Father Houlihan was suddenly deflated. He looked down at his shining black belly. He coughed. “Well, then, this is not so good, Stuart. He must have been frightened, or something. Anyway, after that he did not return to the hospital for over a week. Dr. Malone is a very clever man. He did not make the suggestion again. However, he allows Angus to examine the sick and to offer his own timid advice. Dr. Malone says that he has a marvelous way with the suffering, and that his suggestions are very acute and show a profound knowledge. Angus, says Dr. Malone, is very tender and absorbed, especially when with hopeless and suffering cases, and his very presence seems to bring cheer and hope to them. It’s almost a miracle, Dr. Malone says. The patients look for him. They call him ‘doctor.’ They say you wouldn’t recognize Angus, in the hospital. It’s a changed face he has, all aglow, and kind, and loving, and sure.”
“I’ll be damned!” cried Stuart. “Well, well! I have noticed that he does carry an armful of big books around with him, but we’re not very friendly, and I’ve never questioned him. Well, so that is the story!”
He looked at the priest. “What do we do now?” he asked practically.
“Nothing, Stuart. Nothing at all. He must find his own way, with God’s good help. Anything you might say to him would only frighten him, put him off, send him into a retreat which might be permanent. Let him find his own way. God will help him. Nothing is ever wasted, with God.”
Stuart had his very serious doubts about that, but he kept silent. He began to think, to offer suggestions. What if he, Stuart, talked to Janie? No, that would do no good at all. It was impossible to talk to Angus.
Robbie? He, Stuart, had acquired quite a respect for Robbie. No, it would be useless to talk to Robbie, who had a contempt for his elder brother, and hardly ever was found in his company.
“Let God do all this,” repeated Father Houlihan, who had a most annoying faith in the Deity, and a quite impractical one.

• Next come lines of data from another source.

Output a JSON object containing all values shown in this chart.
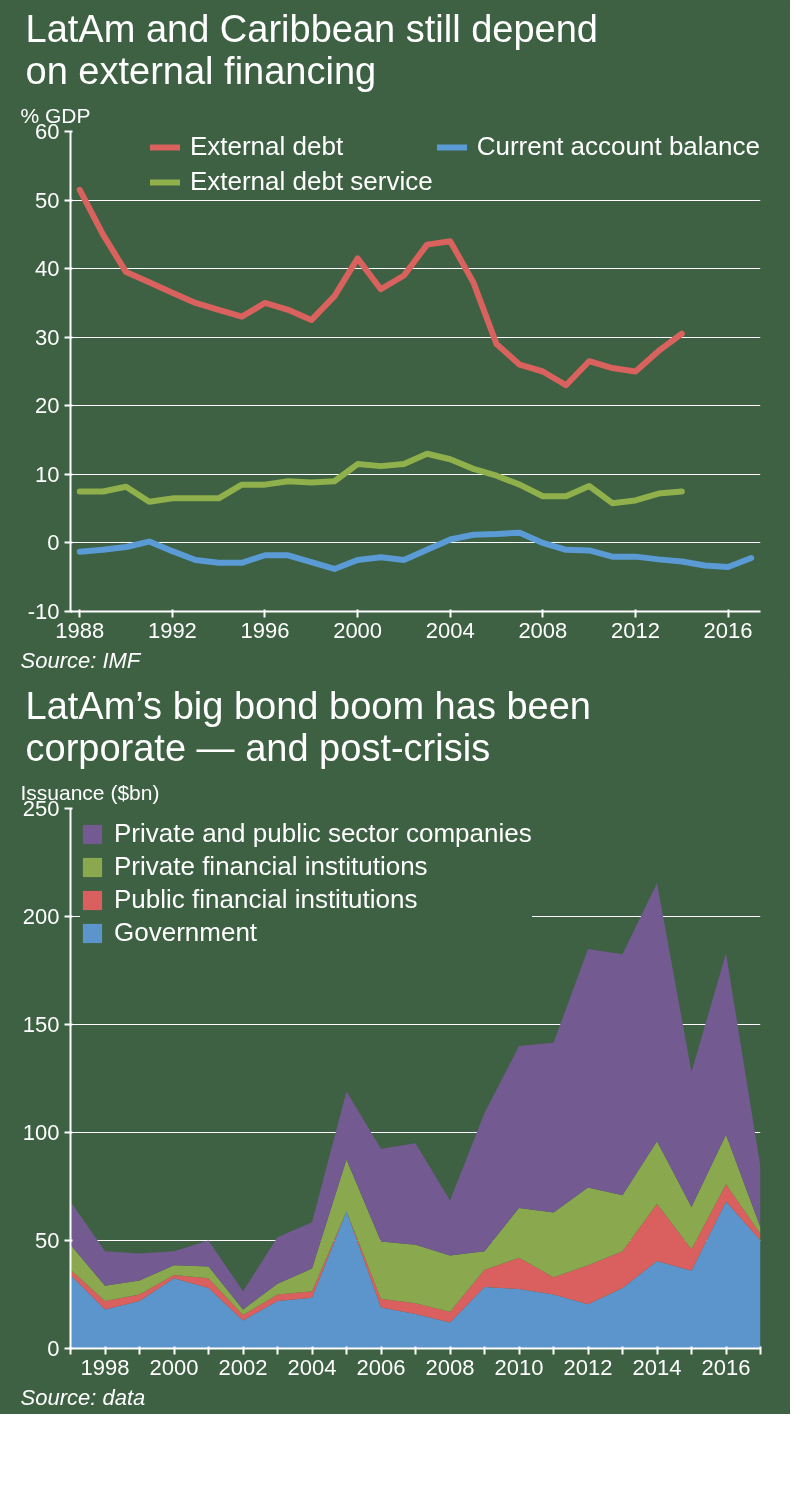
{
  "chart_data": [
    {
      "type": "line",
      "title": "LatAm and Caribbean still depend on external financing",
      "ylabel": "% GDP",
      "series": [
        {
          "name": "External debt",
          "color": "#d9625f",
          "x": [
            1988,
            1989,
            1990,
            1991,
            1992,
            1993,
            1994,
            1995,
            1996,
            1997,
            1998,
            1999,
            2000,
            2001,
            2002,
            2003,
            2004,
            2005,
            2006,
            2007,
            2008,
            2009,
            2010,
            2011,
            2012,
            2013,
            2014
          ],
          "values": [
            51.5,
            45,
            39.5,
            38,
            36.5,
            35,
            34,
            33,
            35,
            34,
            32.5,
            36,
            41.5,
            37,
            39,
            43.5,
            44,
            38,
            29,
            26,
            25,
            23,
            26.5,
            25.5,
            25,
            28,
            30.5
          ]
        },
        {
          "name": "Current account balance",
          "color": "#5b9bd5",
          "x": [
            1988,
            1989,
            1990,
            1991,
            1992,
            1993,
            1994,
            1995,
            1996,
            1997,
            1998,
            1999,
            2000,
            2001,
            2002,
            2003,
            2004,
            2005,
            2006,
            2007,
            2008,
            2009,
            2010,
            2011,
            2012,
            2013,
            2014,
            2015,
            2016,
            2017
          ],
          "values": [
            -1.3,
            -1,
            -0.6,
            0.2,
            -1.2,
            -2.5,
            -2.9,
            -2.9,
            -1.8,
            -1.8,
            -2.8,
            -3.8,
            -2.5,
            -2.1,
            -2.5,
            -1,
            0.5,
            1.2,
            1.3,
            1.5,
            0,
            -1,
            -1.1,
            -2,
            -2,
            -2.4,
            -2.7,
            -3.3,
            -3.5,
            -2.2
          ]
        },
        {
          "name": "External debt service",
          "color": "#8fb04a",
          "x": [
            1988,
            1989,
            1990,
            1991,
            1992,
            1993,
            1994,
            1995,
            1996,
            1997,
            1998,
            1999,
            2000,
            2001,
            2002,
            2003,
            2004,
            2005,
            2006,
            2007,
            2008,
            2009,
            2010,
            2011,
            2012,
            2013,
            2014
          ],
          "values": [
            7.5,
            7.5,
            8.2,
            6,
            6.5,
            6.5,
            6.5,
            8.5,
            8.5,
            9,
            8.8,
            9,
            11.5,
            11.2,
            11.5,
            13,
            12.2,
            10.8,
            9.8,
            8.5,
            6.8,
            6.8,
            8.3,
            5.8,
            6.2,
            7.2,
            7.5
          ]
        }
      ],
      "xlim": [
        1987.6,
        2017.4
      ],
      "xticks": [
        1988,
        1992,
        1996,
        2000,
        2004,
        2008,
        2012,
        2016
      ],
      "ylim": [
        -10,
        60
      ],
      "yticks": [
        -10,
        0,
        10,
        20,
        30,
        40,
        50,
        60
      ],
      "grid": "y",
      "legend": "top",
      "annotations": [
        "Source: IMF"
      ]
    },
    {
      "type": "area",
      "stacked": true,
      "title": "LatAm’s big bond boom has been corporate — and post-crisis",
      "ylabel": "Issuance ($bn)",
      "x": [
        1997,
        1998,
        1999,
        2000,
        2001,
        2002,
        2003,
        2004,
        2005,
        2006,
        2007,
        2008,
        2009,
        2010,
        2011,
        2012,
        2013,
        2014,
        2015,
        2016,
        2017
      ],
      "series": [
        {
          "name": "Government",
          "color": "#5b95cc",
          "values": [
            34,
            18,
            22,
            32.5,
            28,
            13,
            22,
            23.5,
            63.5,
            19,
            16,
            12,
            28.5,
            27.5,
            25,
            20.5,
            28,
            40.5,
            36,
            68,
            50
          ]
        },
        {
          "name": "Public financial institutions",
          "color": "#d9605e",
          "values": [
            2.5,
            4,
            3,
            1.5,
            4.5,
            2.5,
            3,
            3,
            0,
            4,
            5,
            5,
            8,
            14.5,
            8,
            18,
            17,
            26.5,
            10,
            8,
            3
          ]
        },
        {
          "name": "Private financial institutions",
          "color": "#8aa84e",
          "values": [
            11.5,
            7,
            6.5,
            4.5,
            5.5,
            2.5,
            5,
            10.5,
            24,
            26.5,
            27,
            26,
            8.5,
            23,
            30,
            36,
            26,
            29,
            19.5,
            23,
            3
          ]
        },
        {
          "name": "Private and public sector companies",
          "color": "#735a91",
          "values": [
            20,
            16,
            12.5,
            6.5,
            12,
            8.5,
            21.5,
            21.5,
            31.5,
            43,
            47,
            25.5,
            64,
            75,
            78.5,
            110.5,
            111.5,
            119.5,
            62.5,
            84,
            28
          ]
        }
      ],
      "xlim": [
        1997,
        2017
      ],
      "xticks": [
        {
          "value": 1997,
          "label": null
        },
        1998,
        {
          "value": 1999,
          "label": null
        },
        2000,
        {
          "value": 2001,
          "label": null
        },
        2002,
        {
          "value": 2003,
          "label": null
        },
        2004,
        {
          "value": 2005,
          "label": null
        },
        2006,
        {
          "value": 2007,
          "label": null
        },
        2008,
        {
          "value": 2009,
          "label": null
        },
        2010,
        {
          "value": 2011,
          "label": null
        },
        2012,
        {
          "value": 2013,
          "label": null
        },
        2014,
        {
          "value": 2015,
          "label": null
        },
        2016,
        {
          "value": 2017,
          "label": null
        }
      ],
      "ylim": [
        0,
        250
      ],
      "yticks": [
        0,
        50,
        100,
        150,
        200,
        250
      ],
      "grid": "y",
      "legend": "top left",
      "annotations": [
        "Source: data"
      ]
    }
  ]
}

Stuart, who was a man of action, found this exasperating. He began to walk up and down the room, while Father Houlihan watched him anxiously, and pleaded that Angus must find his own way, with the help of God. Any interference would only ruin matters. The secret must be closely kept. If the Schnitzels found out that their son-in-law had private and odious dreams, they might destroy all hope for Angus. No one must know. And Angus must not know that his friends knew of his derelictions.
“What a struggle he must be having in himself!” said Stuart, gloomily.
“Yes, he is suffering, too, Stuart. But what man can resist the call of God? When God wills, man obeys, consciously or unconsciously.”
The next day Stuart encountered Angus in the shops, and studied him with guarded curiosity. How pale the sour devil was, and how gaunt! But nothing could have been stiffer or colder or prouder than that haggard face and those fixed gray eyes. Stuart frowned. He said: “Angus, have you heard from Laurie recently?”
“No, Stuart. I have not. Have you?”
“Yes, I received a letter only last Saturday. She says she is very happy in her school, with all the other young lady students. She is learning French and German and Italian at a great rate, and her voice is steadily improving. I have had a letter, too, from Professor Morelli, who says her progress is remarkable, and that she will be ready for Italy and Germany within a few months. A very good report for a girl so young, isn’t it?”